Under its buttery glow, Wei Ying is curled under Lan Wangji’s warmest cloak and holding a steaming cup of tea. In front of him is a tray with a few pastries and a teapot, warming charms lining the edges.
He blinks when Lan Wangji makes his way to sit beside him and offers him a sip of the tea.
Lan Wangji takes it — it’s the blend Wei Ying favors, the one that Lan Wangji usually prefers when he’s at his most relaxed. He breathes in the steam for an extra moment before handing it back, their fingers brushing in silent reassurance.
They stare out into the distance together. The trees rustle companionably, blurring together in the distance.
“Lan Zhan, being so tired is exhausting.”
“Mn.”
“Do you ever get this tired?”
“Not anymore,” he answers honestly. He doesn’t like to talk about the years he spent in mandated seclusion, trying to keep himself from swinging between a deep depression and a belligerent denial.
“Do you get tired of me being this tired?”

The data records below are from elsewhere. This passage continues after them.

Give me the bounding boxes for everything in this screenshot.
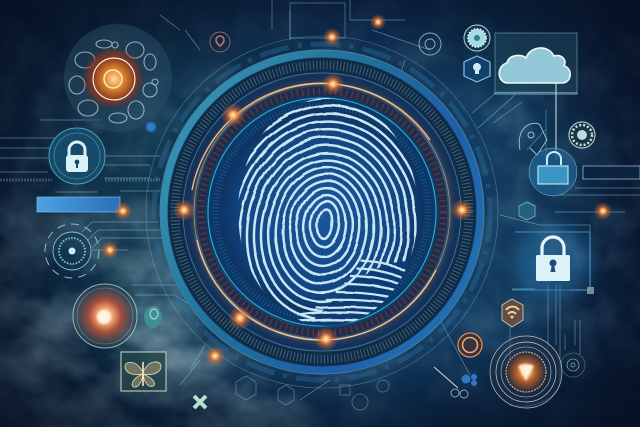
small data bar: [583, 166, 640, 179]
panel: biometric orb: [64, 24, 172, 132]
orb ornaments: [69, 40, 158, 123]
orange scanning ring: [192, 83, 450, 340]
icon: round gear: [569, 122, 595, 148]
icon: scissors and blue dots: [434, 367, 477, 398]
icon: small dial: [561, 353, 585, 377]
icon: teal pendant: [144, 306, 162, 328]
lower icons: [236, 376, 389, 410]
icon: circuit ornament: [519, 123, 547, 155]
icon: orange coin: [458, 333, 482, 357]
top small icons: [210, 3, 441, 55]
icon: hex lock: [464, 56, 490, 82]
hex badge: [519, 202, 535, 220]
icon: butterfly frame: [121, 352, 166, 391]
fingerprint: [238, 98, 417, 326]
blue lock frame: [512, 232, 594, 294]
outer scanner rings: [146, 36, 498, 388]
icon: sun gear: [464, 25, 490, 51]
icon: padlock in circle: [49, 128, 105, 184]
inner lens: [206, 96, 438, 328]
icon: digital padlock: [529, 148, 577, 196]
icon: circular tech dial: [45, 224, 99, 278]
icon: wifi hexagon: [502, 299, 523, 327]
icon: cloud: [499, 48, 570, 83]
panel: cloud: [494, 33, 578, 150]
glow points: [101, 14, 612, 366]
icon: crossed tool: [194, 396, 206, 408]
icon: glowing red sensor: [73, 284, 137, 348]
icon: heart target: [490, 336, 562, 408]
icon: white padlock: [515, 224, 591, 300]
blue progress bar: [37, 197, 120, 212]
lower delta ridges: [298, 259, 410, 326]
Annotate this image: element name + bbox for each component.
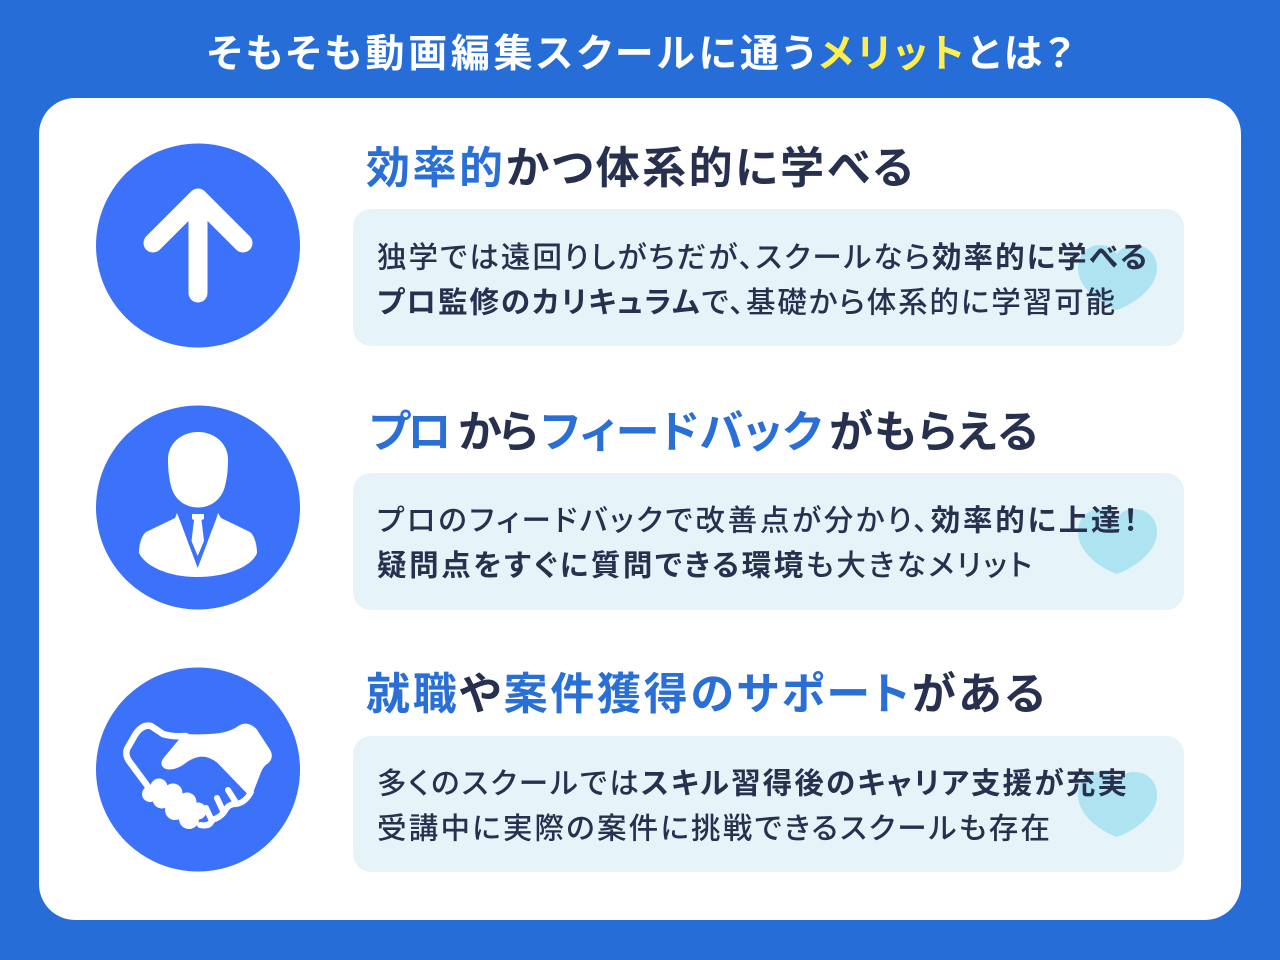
heading: merit 2: フィードバック [541, 408, 822, 457]
description box 1 [353, 209, 1184, 346]
description text 1: プロ監修のカリキュラムで、基礎から体系的に学習可能 [377, 286, 1115, 320]
panel: merit 2 feedback [96, 406, 1184, 610]
description text 1 [377, 242, 1147, 320]
description text 3 [377, 766, 1127, 846]
description text 2 [377, 504, 1138, 582]
heading: merit 2 [369, 408, 1038, 457]
icon: businessman in circle [96, 406, 300, 610]
description box 3 [353, 736, 1184, 872]
icon: heart decoration 2 [1078, 509, 1157, 574]
panel: merit 1 efficient learning [96, 144, 1184, 348]
description text 2: 疑問点をすぐに質問できる環境も大きなメリット [377, 550, 1032, 582]
icon: handshake in circle [96, 668, 300, 872]
panel: merit 3 career support [96, 668, 1184, 872]
heading: merit 1: 効率的かつ体系的に学べる [366, 144, 913, 193]
heading: merit 3: 就職や案件獲得のサポートがある [366, 670, 1045, 719]
description text 3: 受講中に実際の案件に挑戦できるスクールも存在 [377, 812, 1050, 846]
description box 2 [353, 473, 1184, 610]
title: そもそも動画編集スクールに通うメリットとは？ [207, 33, 1073, 76]
description text 1: 独学では遠回りしがちだが、スクールなら効率的に学べる [377, 242, 1147, 274]
description text 3: 多くのスクールではスキル習得後のキャリア支援が充実 [377, 766, 1127, 800]
icon: heart decoration 1 [1078, 245, 1157, 310]
description text 2: プロのフィードバックで改善点が分かり、効率的に上達！ [377, 504, 1138, 538]
heading: merit 2: プロ [369, 408, 452, 457]
heading: merit 2: から [458, 408, 538, 457]
heading: merit 2: がもらえる [829, 408, 1038, 457]
icon: heart decoration 3 [1078, 772, 1157, 837]
icon: up arrow in circle [96, 144, 300, 348]
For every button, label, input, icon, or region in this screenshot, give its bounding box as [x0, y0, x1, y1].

Lan Wangji puts a hand on Wei Ying’s knee without looking at him. “Not tired.”
Wei Ying snorts. “No?”
“There is no joy in your unhappiness. But nonetheless, I enjoy taking care of you when you let yourself need it.”
“I … Lan Zhan,” Wei Ying says, and leans his head on Lan Wangji’s shoulder. “I think it’s a bit more than that.”
“It is,” he agrees. Wei Ying is as bleak as the winter in the cold months, and denying it is worse than disrespectful. “But still, I find myself grateful that I am the one you let see you like this. The same way that you are the one who pulls me away from crowds, the one who eats all the meat on my plate when we eat at inns on night hunts, and the one who wakes up early to accompany me to morning lessons for the juniors. “
“Those aren’t hard to do,” he protests. “Not really, at least.”
“Then why don’t you do them for everyone?” When Wei Ying is silent, he squeezes his knee again. “I like to do what I can for you when you are like this for the same reasons you do these things for me. Whether they are difficult has little meaning. I have left my life twice now, to build a new one with you. There is no measure of hardship between soulmates that could make a difference to who you are to me, and how I feel about you.”
“Lan Zhan,” Wei Ying says quietly, reverently.
“Wei Ying,” he says back, just as earnestly.
“Lan Zhan, I think I’m warming up again. Isn’t that funny?”
“Mn.” He tugs on his cloak, still draped firmly over Wei Ying. “And if you are not, you have me.”